Au bout de plusieurs kilomètres de desert, nous arrivons finalement à la dune du désert de Gobi. Le paysage pour y arriver est incroyable, du sable à perte de vue, à l'horizon l'impression de voir un océan; qui n'est que la chaleur qui émane du désert, et probablement un effet d'optique avec le ciel. Un mirage donc. Nous mettons une bonne heure à l'escalader, tout ça pour la descendre en courrant en 3 minutes :) Et arriver à temps avant la tempête de sable qui arrive..
Le désert du Gobi marque l'extrême sud du parcours, nous remontons donc le lendemain par l'ouest, les paysages redeviennt verts, un peu montagneux
Ce qui est mon meilleur souvenir du voyage se produit le lendemain.

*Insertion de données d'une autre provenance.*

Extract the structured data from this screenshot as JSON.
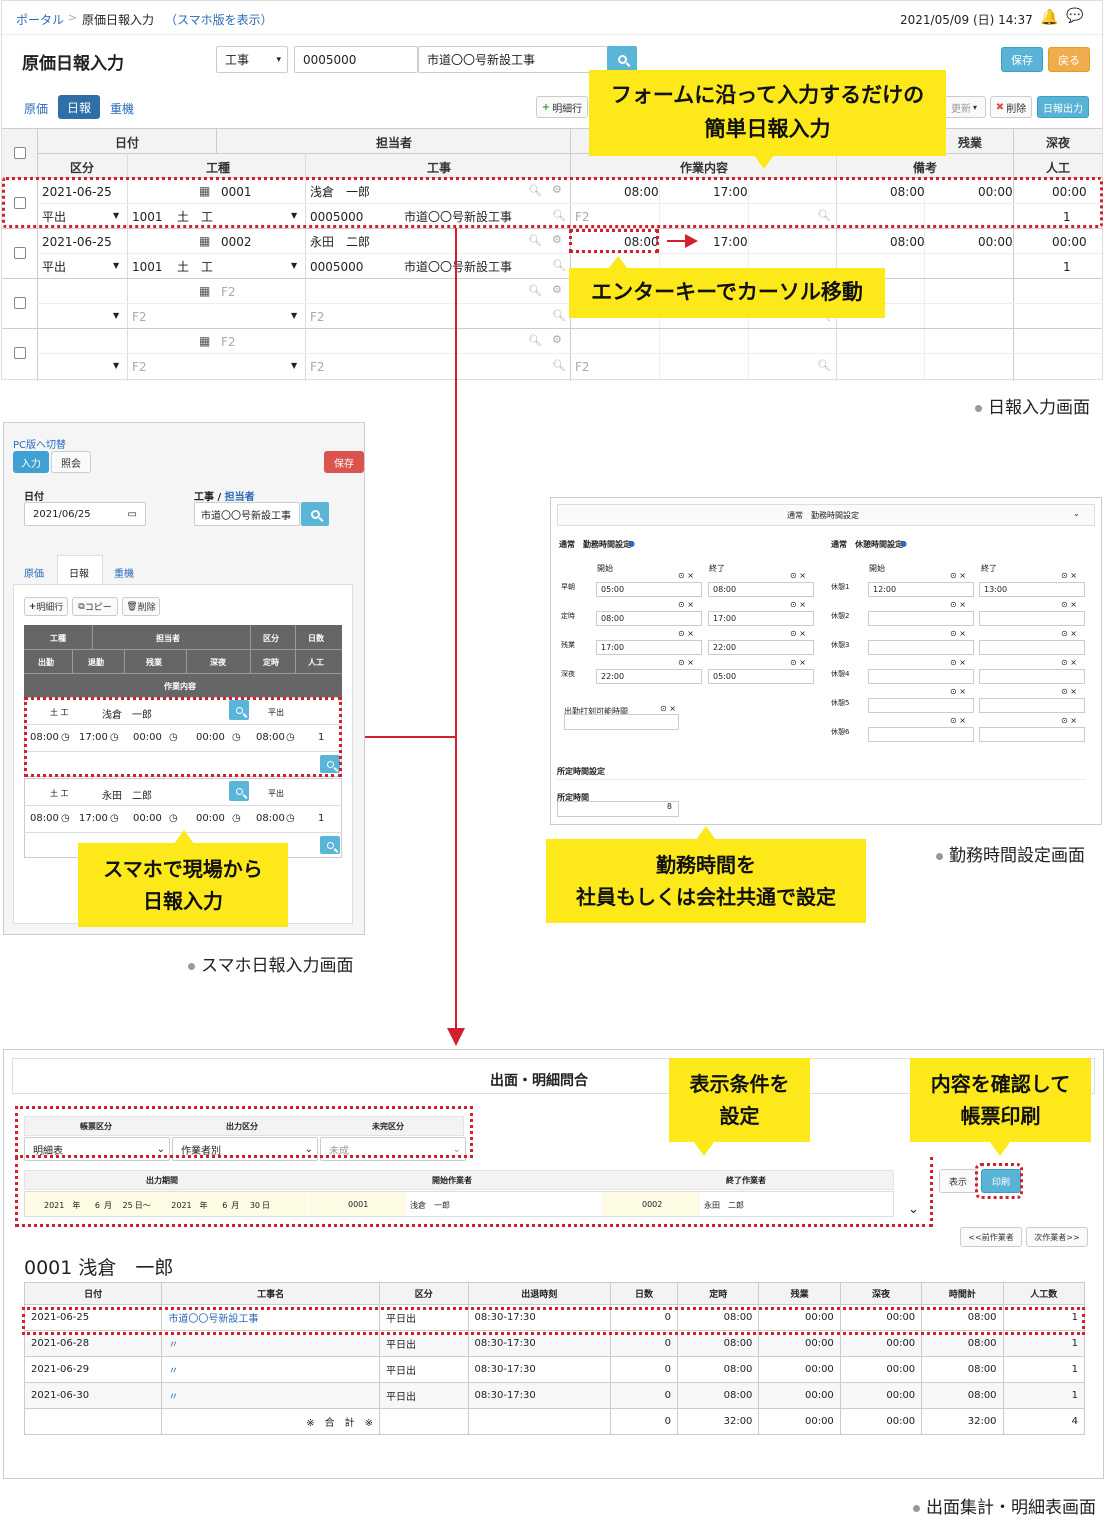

Après très peu d'heures de route, pour une fois, nous nous installons pour l'après midi dans un campement de ger près d'une rivière. J'adore cet endroit, et je ne sais pas pourquoi cette rivière entre les colines noires a pour moi quelque chose de préhistorique.
En plus, nous avons presque une terrasse, en tous cas une vraie table, et même une douche et des toilettes..
Nous allons donc bien sur nous baigner dans la rivière, et alors queTiphaine et moi discutions dans l'eau, arrivent plusieurs petites filles, l'air timide et intriguées. Une fois à un mètre de nous, elles se mettent à nous jeter de l'eau pour nous arroser. Nous avons donc commencé un long match de bataille d'eau, France contre Mongolie, que nous avons tous perdu. Nous avons donc joué un long moment avec ces filles et leurs mamans dans l'eau, avant de participer au tournoi de volley. Et cette magnifique journée se termine par un superbe coucher de soleil :)
Tiphaine, qui a pourtant déjà fait un tour du monde d'un an, me dit que c'est d'après elle, un des pays les plus "roots" qu'elle ait fait. Alors, histoire de compliquer l'histoire, nous passons les 3 derniers jours à cheval, et sous la tente...
Pour commencer, il nous faut trouver les chevaux et les guides au milieu de la vallée.
Après de longues discussions avec le type du coin, et de longues heures pour trouver les chevaux et les guides, nous enfourchons les bêtes et partons..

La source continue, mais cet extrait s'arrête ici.